We need to bear in mind that very often European products have an in-built subsidy which is not directly visible. It is not like a subsidy that goes straight to the manufacturer or to the farmer! It goes via circuitous routes. Very often it’s hard to tell the percentage of built-in subsidies from Brussels which have found a way—for instance, through the French Ministry of Agriculture—but coming from European funds, and making French cheese more competitive than it otherwise would have been.

Q:  In the summer the United States and the EU agreed to tone down the trade dispute, after a meeting in the White House between Jean-Claude Juncker and President Donald Trump; but what do you make of Trump’s latest comments about the EU hostility towards the U.S. and what message does this send out?

ST:  First of all . . . when it comes to Jean-Claude Juncker, the question is whether he has had his morning libation before the meeting. Personal chemistry works better depending on M. Juncker’s level of inebriation. But seriously speaking . . . Trump has always had a certain Eurosceptic view well in line with his sovereignist principles. During the election campaign, he did make skeptical statements and he even received Nigel Farage of UKIP in Washington . . . 

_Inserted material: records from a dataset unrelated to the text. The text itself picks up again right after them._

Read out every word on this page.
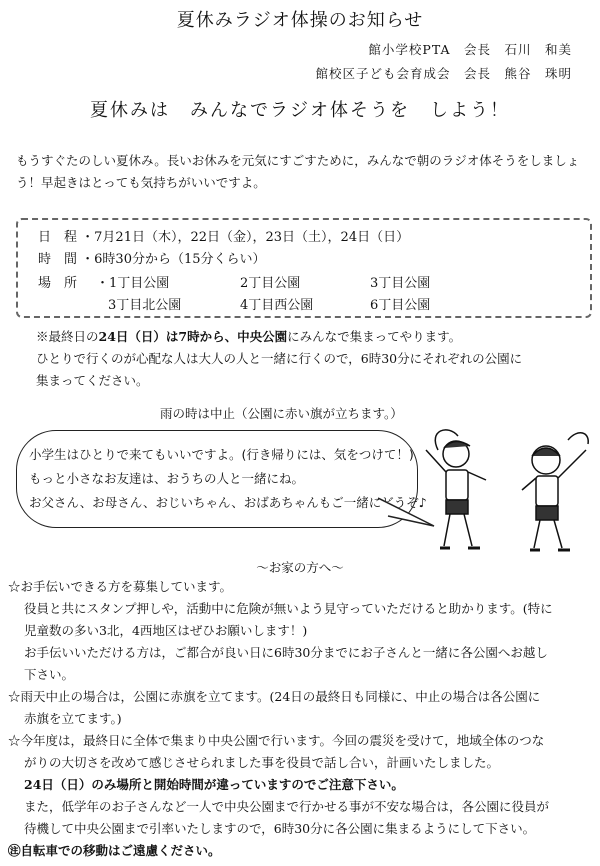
夏休みラジオ体操のお知らせ
館小学校PTA　会長　石川　和美
館校区子ども会育成会　会長　熊谷　珠明
夏休みは　みんなでラジオ体そうを　しよう！
もうすぐたのしい夏休み。長いお休みを元気にすごすために，みんなで朝のラジオ体そうをしましょう！早起きはとっても気持ちがいいですよ。
日　程 ・7月21日（木），22日（金），23日（土），24日（日）
時　間 ・6時30分から（15分くらい）
場　所 ・1丁目公園	2丁目公園	3丁目公園
3丁目北公園	4丁目西公園	6丁目公園
※最終日の24日（日）は7時から、中央公園にみんなで集まってやります。
ひとりで行くのが心配な人は大人の人と一緒に行くので，6時30分にそれぞれの公園に
集まってください。
雨の時は中止（公園に赤い旗が立ちます。）
小学生はひとりで来てもいいですよ。(行き帰りには、気をつけて！)
もっと小さなお友達は、おうちの人と一緒にね。
お父さん、お母さん、おじいちゃん、おばあちゃんもご一緒にどうぞ♪
〜お家の方へ〜
☆お手伝いできる方を募集しています。
役員と共にスタンプ押しや，活動中に危険が無いよう見守っていただけると助かります。(特に
児童数の多い3北，4西地区はぜひお願いします！)
お手伝いいただける方は，ご都合が良い日に6時30分までにお子さんと一緒に各公園へお越し
下さい。
☆雨天中止の場合は，公園に赤旗を立てます。(24日の最終日も同様に、中止の場合は各公園に
赤旗を立てます。)
☆今年度は，最終日に全体で集まり中央公園で行います。今回の震災を受けて，地域全体のつな
がりの大切さを改めて感じさせられました事を役員で話し合い，計画いたしました。
24日（日）のみ場所と開始時間が違っていますのでご注意下さい。
また，低学年のお子さんなど一人で中央公園まで行かせる事が不安な場合は，各公園に役員が
待機して中央公園まで引率いたしますので，6時30分に各公園に集まるようにして下さい。
㊟自転車での移動はご遠慮ください。
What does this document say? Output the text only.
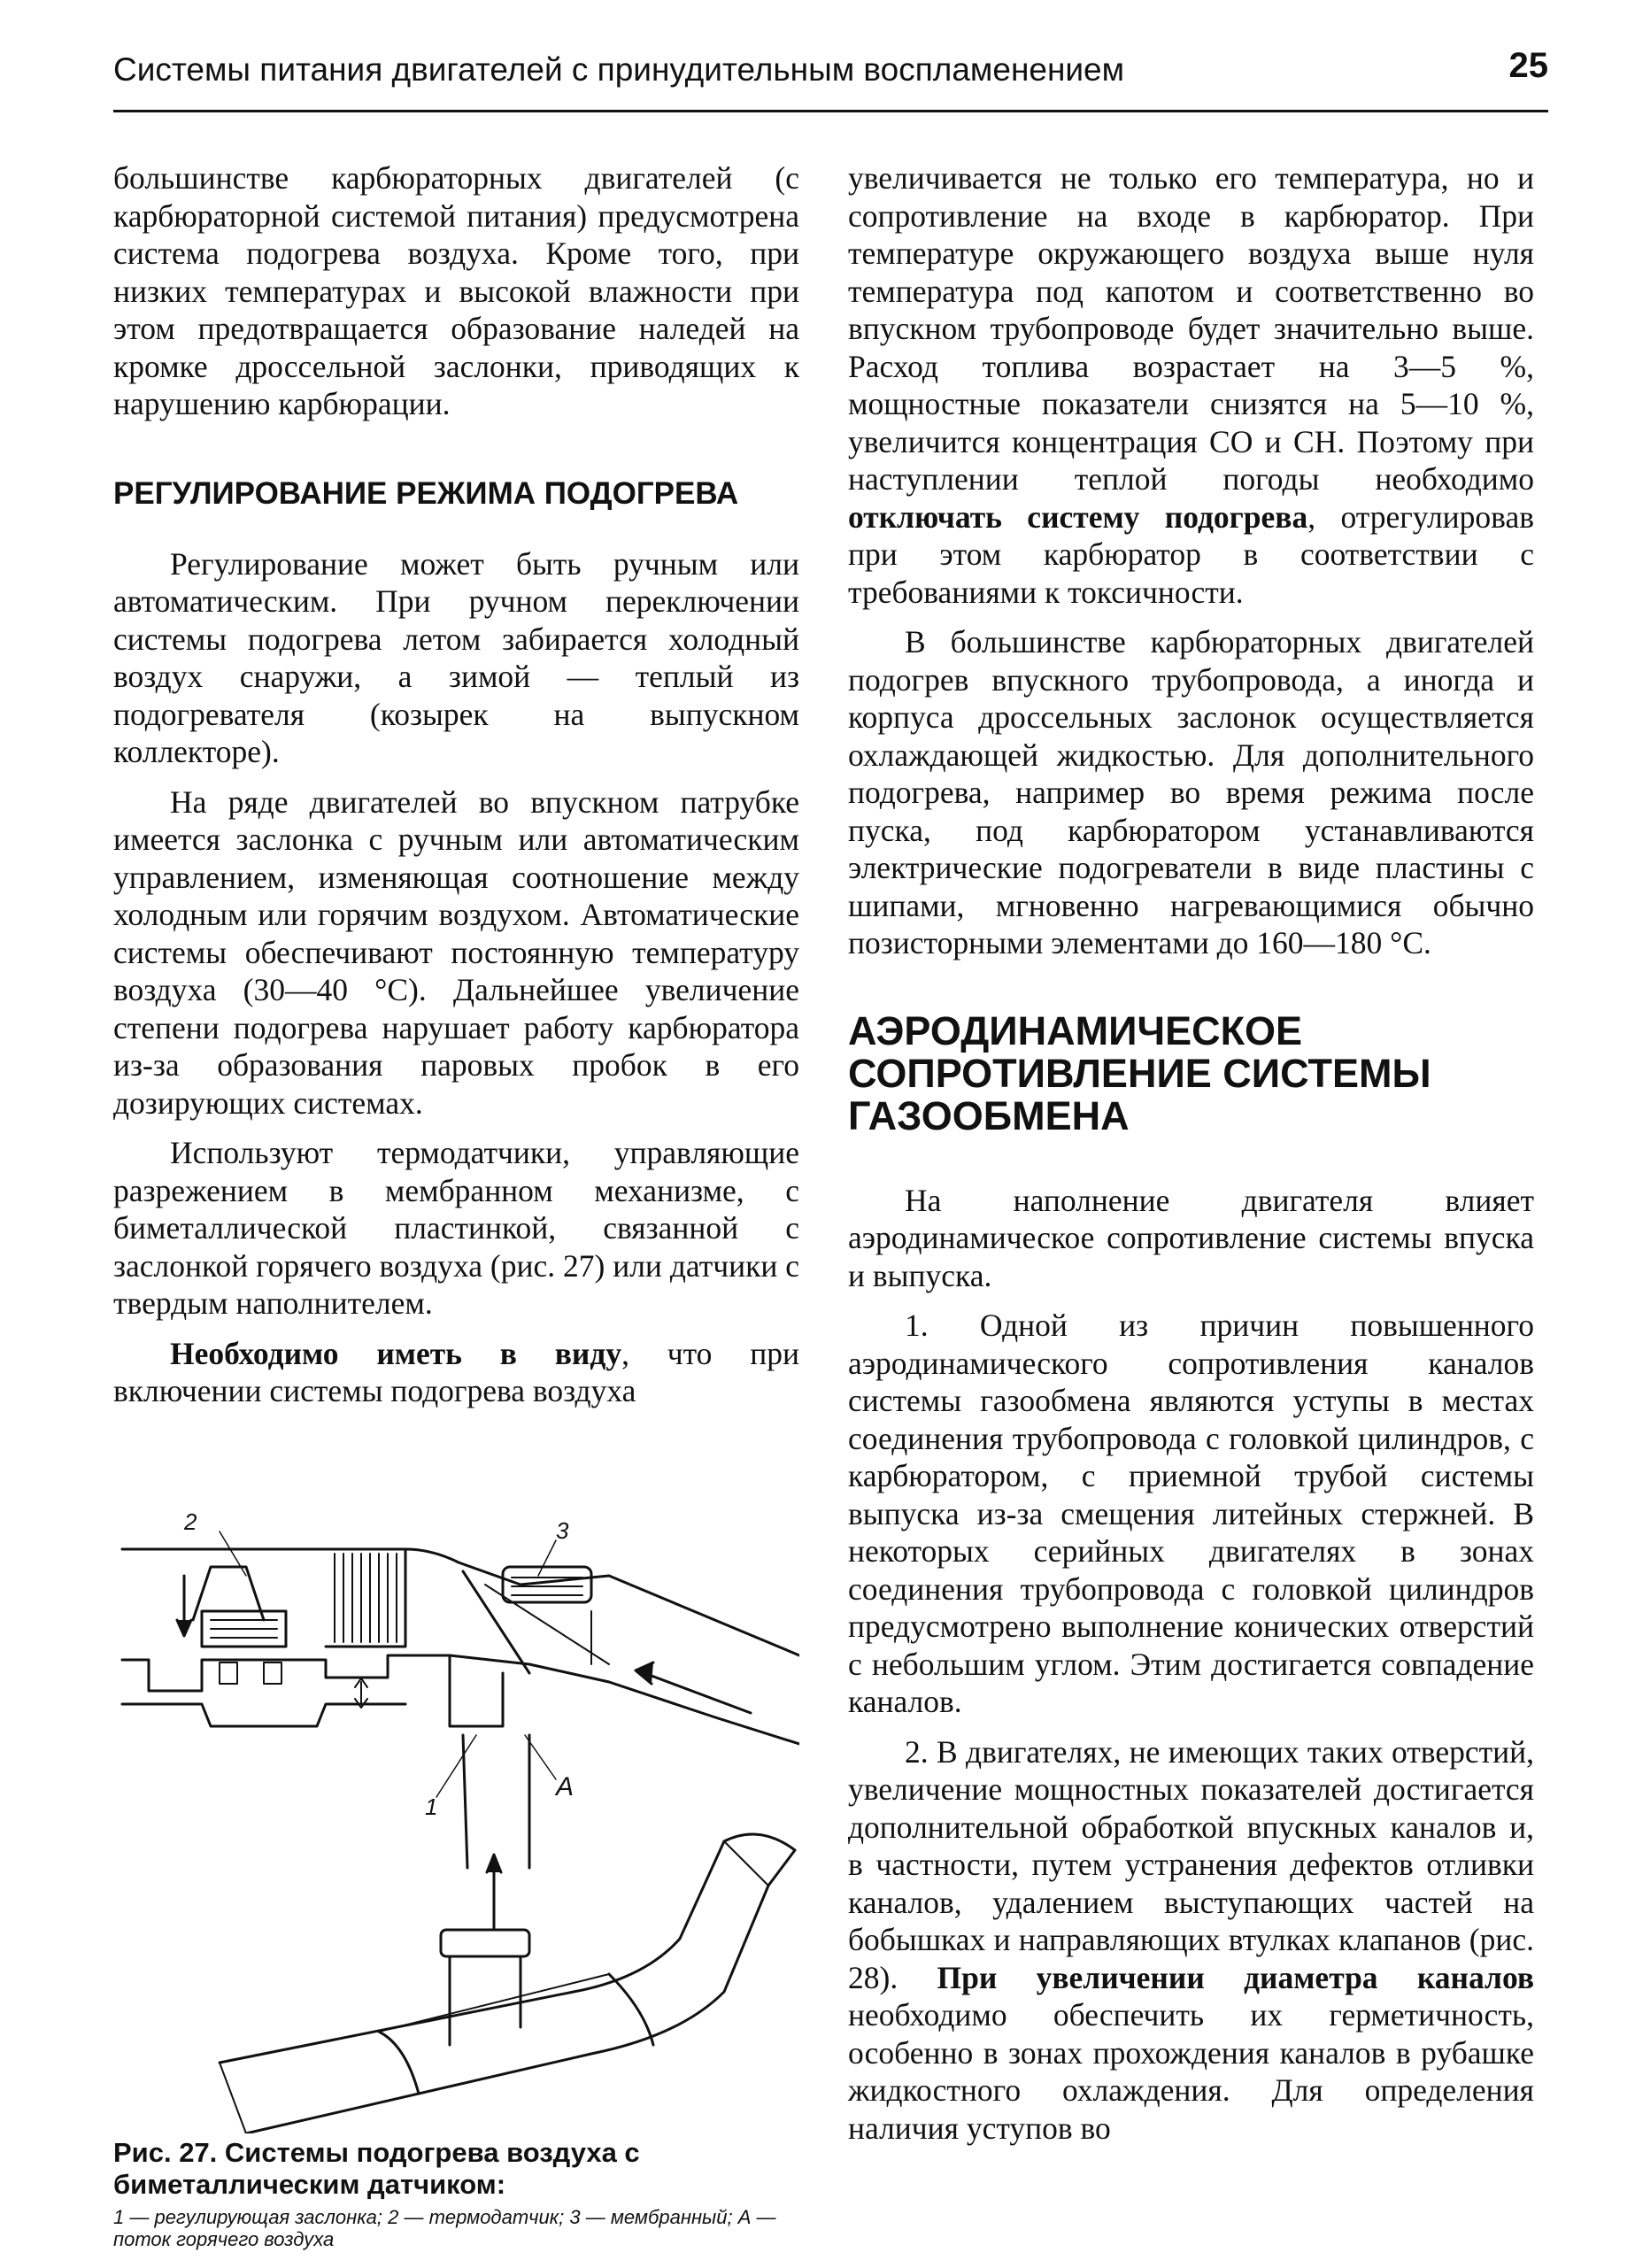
Системы питания двигателей с принудительным воспламенением	25

большинстве карбюраторных двигателей (с карбюраторной системой питания) предусмотрена система подогрева воздуха. Кроме того, при низких температурах и высокой влажности при этом предотвращается образование наледей на кромке дроссельной заслонки, приводящих к нарушению карбюрации.

РЕГУЛИРОВАНИЕ РЕЖИМА ПОДОГРЕВА

Регулирование может быть ручным или автоматическим. При ручном переключении системы подогрева летом забирается холодный воздух снаружи, а зимой — теплый из подогревателя (козырек на выпускном коллекторе).

На ряде двигателей во впускном патрубке имеется заслонка с ручным или автоматическим управлением, изменяющая соотношение между холодным или горячим воздухом. Автоматические системы обеспечивают постоянную температуру воздуха (30—40 °С). Дальнейшее увеличение степени подогрева нарушает работу карбюратора из-за образования паровых пробок в его дозирующих системах.

Используют термодатчики, управляющие разрежением в мембранном механизме, с биметаллической пластинкой, связанной с заслонкой горячего воздуха (рис. 27) или датчики с твердым наполнителем.

Необходимо иметь в виду, что при включении системы подогрева воздуха

2	3
1
А
Рис. 27. Системы подогрева воздуха с биметаллическим датчиком:
1 — регулирующая заслонка; 2 — термодатчик; 3 — мембранный; А — поток горячего воздуха

увеличивается не только его температура, но и сопротивление на входе в карбюратор. При температуре окружающего воздуха выше нуля температура под капотом и соответственно во впускном трубопроводе будет значительно выше. Расход топлива возрастает на 3—5 %, мощностные показатели снизятся на 5—10 %, увеличится концентрация СО и СН. Поэтому при наступлении теплой погоды необходимо отключать систему подогрева, отрегулировав при этом карбюратор в соответствии с требованиями к токсичности.

В большинстве карбюраторных двигателей подогрев впускного трубопровода, а иногда и корпуса дроссельных заслонок осуществляется охлаждающей жидкостью. Для дополнительного подогрева, например во время режима после пуска, под карбюратором устанавливаются электрические подогреватели в виде пластины с шипами, мгновенно нагревающимися обычно позисторными элементами до 160—180 °С.

АЭРОДИНАМИЧЕСКОЕ СОПРОТИВЛЕНИЕ СИСТЕМЫ ГАЗООБМЕНА

На наполнение двигателя влияет аэродинамическое сопротивление системы впуска и выпуска.

1. Одной из причин повышенного аэродинамического сопротивления каналов системы газообмена являются уступы в местах соединения трубопровода с головкой цилиндров, с карбюратором, с приемной трубой системы выпуска из-за смещения литейных стержней. В некоторых серийных двигателях в зонах соединения трубопровода с головкой цилиндров предусмотрено выполнение конических отверстий с небольшим углом. Этим достигается совпадение каналов.

2. В двигателях, не имеющих таких отверстий, увеличение мощностных показателей достигается дополнительной обработкой впускных каналов и, в частности, путем устранения дефектов отливки каналов, удалением выступающих частей на бобышках и направляющих втулках клапанов (рис. 28). При увеличении диаметра каналов необходимо обеспечить их герметичность, особенно в зонах прохождения каналов в рубашке жидкостного охлаждения. Для определения наличия уступов во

He believes that the European Union is effectively a globalist cabal in which deracinated elites, alienated from their own nations, are finding much more in common with each other then with their own people. I think that this is a perfectly justified assessment! If you look at the way Brussels is trying to treat, say, Hungary, Poland, Slovakia and the Czech Republic on the issue of migrant quotas—which of course those countries are rejecting—we see that the attempts by the European Union to play the arbiter of social and cultural norms has gotten out of hand. In that sense—Trump wouldn’t articulate the issue in quite the same terms—this is nevertheless his instinct; Trump went in the right direction . . .

For most leaders of the European Union, the U.S. election was the equivalent of a global catastrophe. For instance, the German Chancellor, Angela Merkel, could barely conceal her disdain and her shock. No doubt that Jean-Claude Junker and the rest of the Brussels nomenklatura would have been infinitely more comfortable with Hillary Clinton in the White House. At the same time, I think that when push comes to shove, there will be some give-and-take. With the European Union we’re not looking at a potential existential geopolitical foe of the United States—as we are in the case of China, where escalation of the trade war is accompanied by an escalation of geopolitical rivalry in the South China Sea and elsewhere.